Fue durante los primeros días de mayo que la Compañía de Jesús informó de la apertura de una investigación tras recibirse una denuncia por abuso sexual por parte de una mujer adulta, quien habría sido víctima cuando era menor de edad; lo anterior motivó la apertura de una investigación y su suspensión del sacerdocio.

A través de una carta, Berríos dijo que la denuncia en su contra había sido presentada ante la Iglesia y no ante Fiscalía, por lo que será sometido a un proceso canónico que "se debe mantener en estricto secreto".

"La opinión pública no sabe de qué se me acusa, y tampoco puede hacerse un juicio respecto a la verosimilitud de la denuncia ni a las decisiones que por esta vía se adoptarán", agregó.
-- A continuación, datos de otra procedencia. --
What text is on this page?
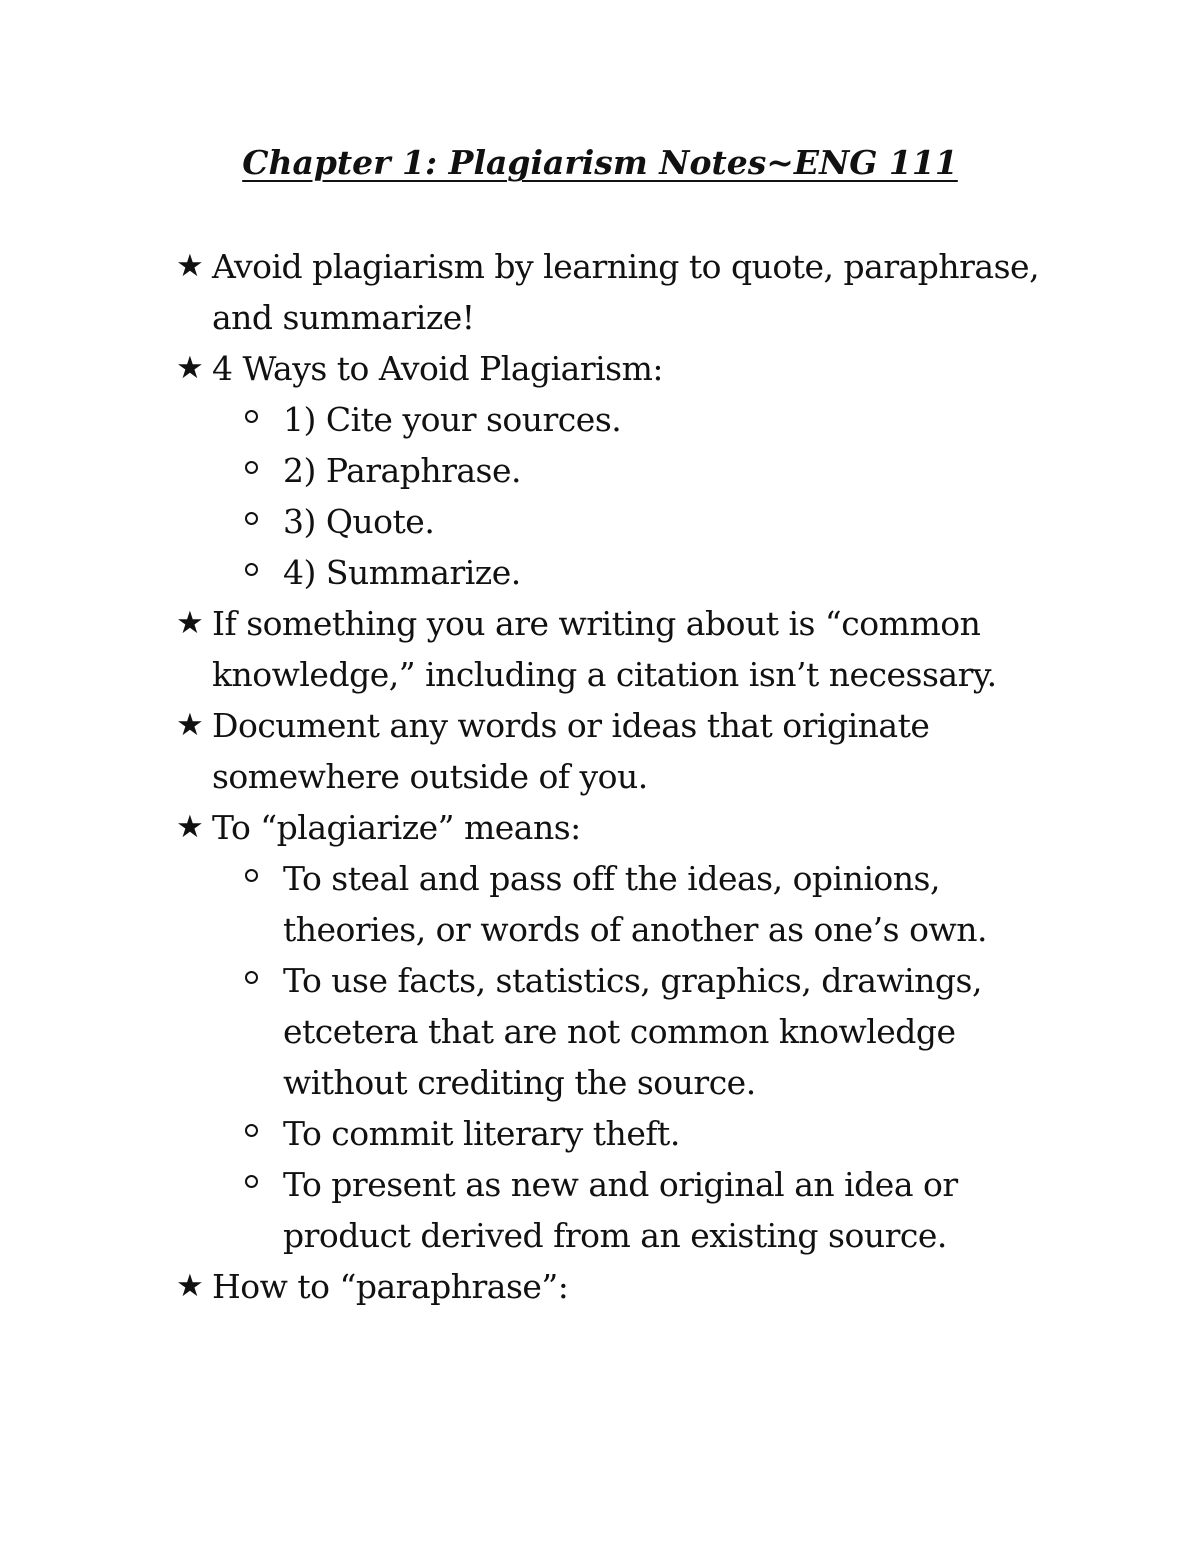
Chapter 1: Plagiarism Notes~ENG 111
★ Avoid plagiarism by learning to quote, paraphrase, and summarize!
★ 4 Ways to Avoid Plagiarism:
1) Cite your sources.
2) Paraphrase.
3) Quote.
4) Summarize.
★ If something you are writing about is “common knowledge,” including a citation isn’t necessary.
★ Document any words or ideas that originate somewhere outside of you.
★ To “plagiarize” means:
To steal and pass off the ideas, opinions, theories, or words of another as one’s own.
To use facts, statistics, graphics, drawings, etcetera that are not common knowledge without crediting the source.
To commit literary theft.
To present as new and original an idea or product derived from an existing source.
★ How to “paraphrase”:
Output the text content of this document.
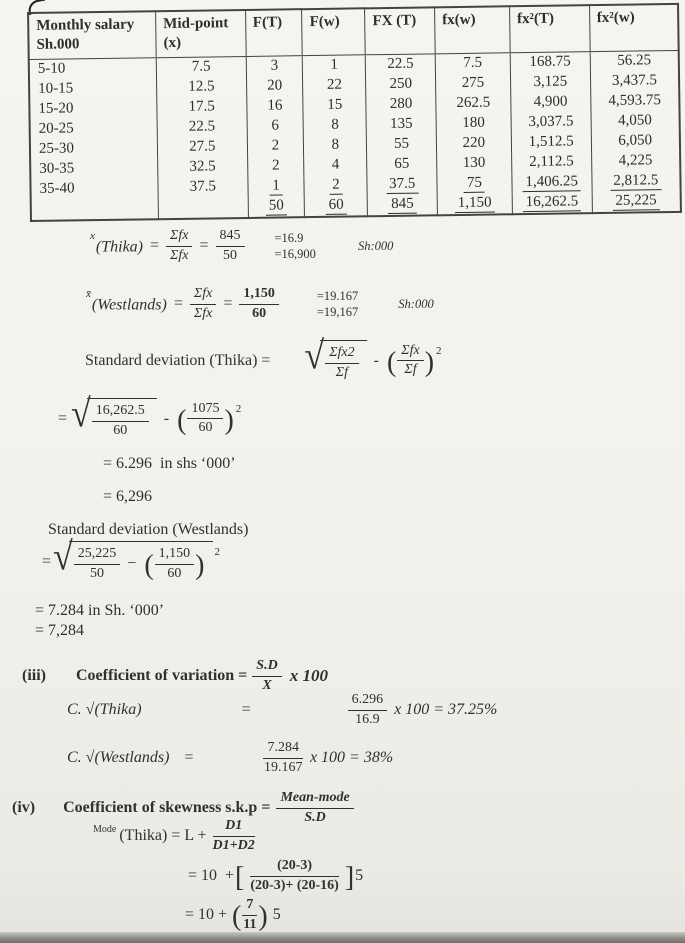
Monthly salary Sh.000	Mid-point (x)	F(T)	F(w)	FX (T)	fx(w)	fx²(T)	fx²(w)
5-10	7.5	3	1	22.5	7.5	168.75	56.25
10-15	12.5	20	22	250	275	3,125	3,437.5
15-20	17.5	16	15	280	262.5	4,900	4,593.75
20-25	22.5	6	8	135	180	3,037.5	4,050
25-30	27.5	2	8	55	220	1,512.5	6,050
30-35	32.5	2	4	65	130	2,112.5	4,225
35-40	37.5	1	2	37.5	75	1,406.25	2,812.5
		50	60	845	1,150	16,262.5	25,225
$^x$(Thika) = $\frac{\text{Σfx}}{\text{Σfx}} = \frac{845}{50} =16.9$
=16,900
Sh:000
$^{x̄}$(Westlands) = $\frac{\text{Σfx}}{\text{Σfx}} = \frac{1,150}{60}$	=19.167
=19,167
Sh:000
Standard deviation (Thika) = √ $\frac{\text{Σfx2}}{\Sigma f}$ - ( $\frac{\text{Σfx}}{\Sigma f} )^2$
= √ $\frac{16,262.5}{60}$ - ( $\frac{1075}{60} )^2$
= 6.296  in shs ‘000’
= 6,296
Standard deviation (Westlands)
= √ $\frac{25,225}{50}$ − ( $\frac{1,150}{60}$ ) $^2$
= 7.284 in Sh. ‘000’
= 7,284
(iii) Coefficient of variation = $\frac{S.D}{X}$ x 100
C. √(Thika)	=	$\frac{6.296}{16.9}$ x 100 = 37.25%
C. √(Westlands) =	$\frac{7.284}{19.167}$ x 100 = 38%
(iv) Coefficient of skewness $s.k.p = \frac{\text{Mean-mode}}{S.D}$
$^{Mode}$ (Thika) = $L + \frac{D1}{D1+D2}$
= 10  + [ $\frac{(20-3)}{(20-3)+ (20-16)}$ ] 5
= 10 + ( $\frac{7}{11}$ ) 5
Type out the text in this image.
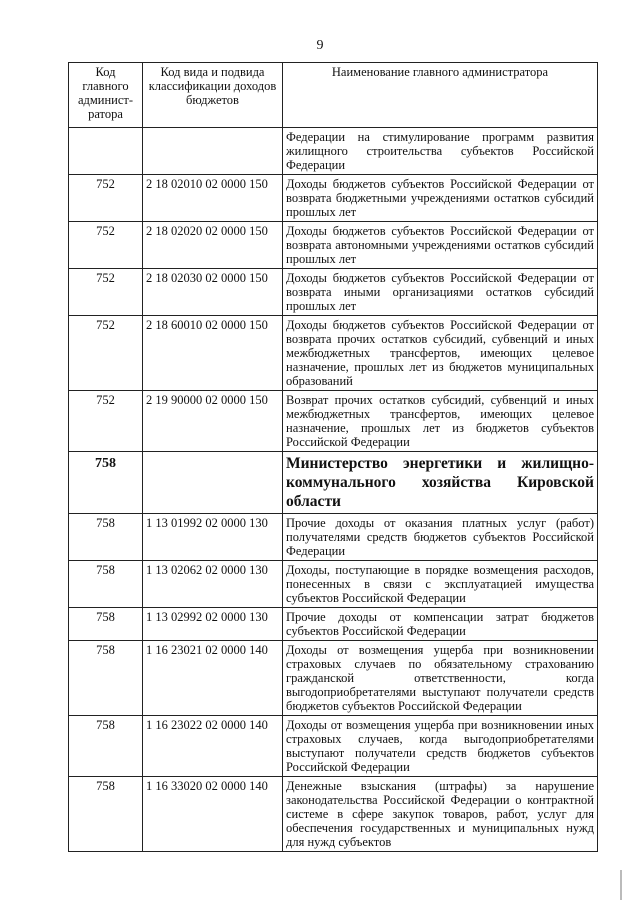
9
Код главного админист-ратора	Код вида и подвида классификации доходов бюджетов	Наименование главного администратора
		Федерации на стимулирование программ развития жилищного строительства субъектов Российской Федерации
752	2 18 02010 02 0000 150	Доходы бюджетов субъектов Российской Федерации от возврата бюджетными учреждениями остатков субсидий прошлых лет
752	2 18 02020 02 0000 150	Доходы бюджетов субъектов Российской Федерации от возврата автономными учреждениями остатков субсидий прошлых лет
752	2 18 02030 02 0000 150	Доходы бюджетов субъектов Российской Федерации от возврата иными организациями остатков субсидий прошлых лет
752	2 18 60010 02 0000 150	Доходы бюджетов субъектов Российской Федерации от возврата прочих остатков субсидий, субвенций и иных межбюджетных трансфертов, имеющих целевое назначение, прошлых лет из бюджетов муниципальных образований
752	2 19 90000 02 0000 150	Возврат прочих остатков субсидий, субвенций и иных межбюджетных трансфертов, имеющих целевое назначение, прошлых лет из бюджетов субъектов Российской Федерации
758		Министерство энергетики и жилищно-коммунального хозяйства Кировской области
758	1 13 01992 02 0000 130	Прочие доходы от оказания платных услуг (работ) получателями средств бюджетов субъектов Российской Федерации
758	1 13 02062 02 0000 130	Доходы, поступающие в порядке возмещения расходов, понесенных в связи с эксплуатацией имущества субъектов Российской Федерации
758	1 13 02992 02 0000 130	Прочие доходы от компенсации затрат бюджетов субъектов Российской Федерации
758	1 16 23021 02 0000 140	Доходы от возмещения ущерба при возникновении страховых случаев по обязательному страхованию гражданской ответственности, когда выгодоприобретателями выступают получатели средств бюджетов субъектов Российской Федерации
758	1 16 23022 02 0000 140	Доходы от возмещения ущерба при возникновении иных страховых случаев, когда выгодоприобретателями выступают получатели средств бюджетов субъектов Российской Федерации
758	1 16 33020 02 0000 140	Денежные взыскания (штрафы) за нарушение законодательства Российской Федерации о контрактной системе в сфере закупок товаров, работ, услуг для обеспечения государственных и муниципальных нужд для нужд субъектов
"Quiero que se me investigue al igual que cualquier ciudadano de este país y para ello y en vista de que la denunciante no ha recurrido a la justicia, hoy ingresé un escrito ante el Ministerio Público solicitando que se inicie una investigación sobre los hechos descritos en la denuncia así como también respecto de lo publicado en algunos medios de comunicación, que indican que habría otras denuncias, las que a la fecha desconozco y no me han sido informadas", sostuvo Berríos.

Por otra parte, dijo que, según su versión, "los hechos que se me imputan en la única denuncia que conozco no son ciertos y aspiro a que se conozca públicamente la verdad".

"Quiero tener la posibilidad de poder defenderme ante el Ministerio Público y los tribunales en la forma más transparente posible", agregó.

Y dijo que espera que "toda información que se divulgue sea pública, abierta, transparente y, sobre todo, respetuosa de la verdad".